7. Women face sexual harassment in the workplace and they experience difficulties when they come forward. For each woman who complains, there are still many more girls who have left jobs, been demoted, or continue to be abused or harassed in the work place.
After working in education for 28 years, I’ve concluded that there is no such thing as a meritocracy, there’s absolutely no level playing field for women in regards to getting promoted to senior leadership positions, and the glass ceiling is alive and well in North America and in other parts of the world. Gender equality has not been completely achieved and women’s rights initiatives and quotas are totally relevant and even essential in today’s world.

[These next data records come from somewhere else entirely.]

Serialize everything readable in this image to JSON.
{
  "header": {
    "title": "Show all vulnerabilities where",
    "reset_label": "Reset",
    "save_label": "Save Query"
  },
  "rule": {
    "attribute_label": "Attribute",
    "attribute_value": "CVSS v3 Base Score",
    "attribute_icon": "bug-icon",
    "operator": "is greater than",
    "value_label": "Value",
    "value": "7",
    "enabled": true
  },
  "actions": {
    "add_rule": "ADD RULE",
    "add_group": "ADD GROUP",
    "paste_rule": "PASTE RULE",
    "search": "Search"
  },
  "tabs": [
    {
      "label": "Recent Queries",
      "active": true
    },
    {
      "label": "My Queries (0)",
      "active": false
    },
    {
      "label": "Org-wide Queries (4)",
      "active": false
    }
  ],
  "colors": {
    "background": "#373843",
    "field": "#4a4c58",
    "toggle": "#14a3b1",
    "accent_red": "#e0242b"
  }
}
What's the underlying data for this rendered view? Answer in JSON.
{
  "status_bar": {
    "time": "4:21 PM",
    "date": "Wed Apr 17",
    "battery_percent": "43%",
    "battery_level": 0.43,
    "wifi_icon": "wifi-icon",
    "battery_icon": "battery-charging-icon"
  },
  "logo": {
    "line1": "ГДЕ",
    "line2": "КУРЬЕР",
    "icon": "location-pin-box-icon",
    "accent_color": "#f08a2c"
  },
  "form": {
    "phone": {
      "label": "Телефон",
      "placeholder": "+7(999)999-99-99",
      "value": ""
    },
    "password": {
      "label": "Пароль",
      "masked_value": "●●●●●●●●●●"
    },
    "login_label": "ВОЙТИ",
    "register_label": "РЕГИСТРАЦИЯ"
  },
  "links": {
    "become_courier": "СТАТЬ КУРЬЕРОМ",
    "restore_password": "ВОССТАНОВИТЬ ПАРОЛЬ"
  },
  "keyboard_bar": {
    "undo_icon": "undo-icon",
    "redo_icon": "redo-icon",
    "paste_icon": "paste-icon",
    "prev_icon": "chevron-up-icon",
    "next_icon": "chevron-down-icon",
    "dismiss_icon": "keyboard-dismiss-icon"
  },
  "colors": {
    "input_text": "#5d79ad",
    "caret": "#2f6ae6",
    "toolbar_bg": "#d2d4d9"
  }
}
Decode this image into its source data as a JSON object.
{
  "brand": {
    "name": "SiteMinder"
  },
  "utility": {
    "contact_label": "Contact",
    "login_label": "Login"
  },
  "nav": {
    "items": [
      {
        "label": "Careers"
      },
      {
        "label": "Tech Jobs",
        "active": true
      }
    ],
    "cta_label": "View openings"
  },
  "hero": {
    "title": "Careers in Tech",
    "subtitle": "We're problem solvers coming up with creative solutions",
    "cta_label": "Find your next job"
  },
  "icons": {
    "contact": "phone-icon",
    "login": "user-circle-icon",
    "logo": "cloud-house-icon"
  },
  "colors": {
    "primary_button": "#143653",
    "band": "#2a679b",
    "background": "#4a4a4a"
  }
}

Studies have identified that common barriers to girls who try to achieve senior leadership positions are traditional, patriarchal cultures, and perceived male dominance of management, but no uniform”glass” or”concrete” ceilings emerge because they are not consistent across cultures or societies, nor are they homogenous within each society or civilization.
The barriers experienced by women depend on religious and cultural beliefs and values, psychological dimensions, socio-economic and political factors. Not at allĀ Squirrel Poop.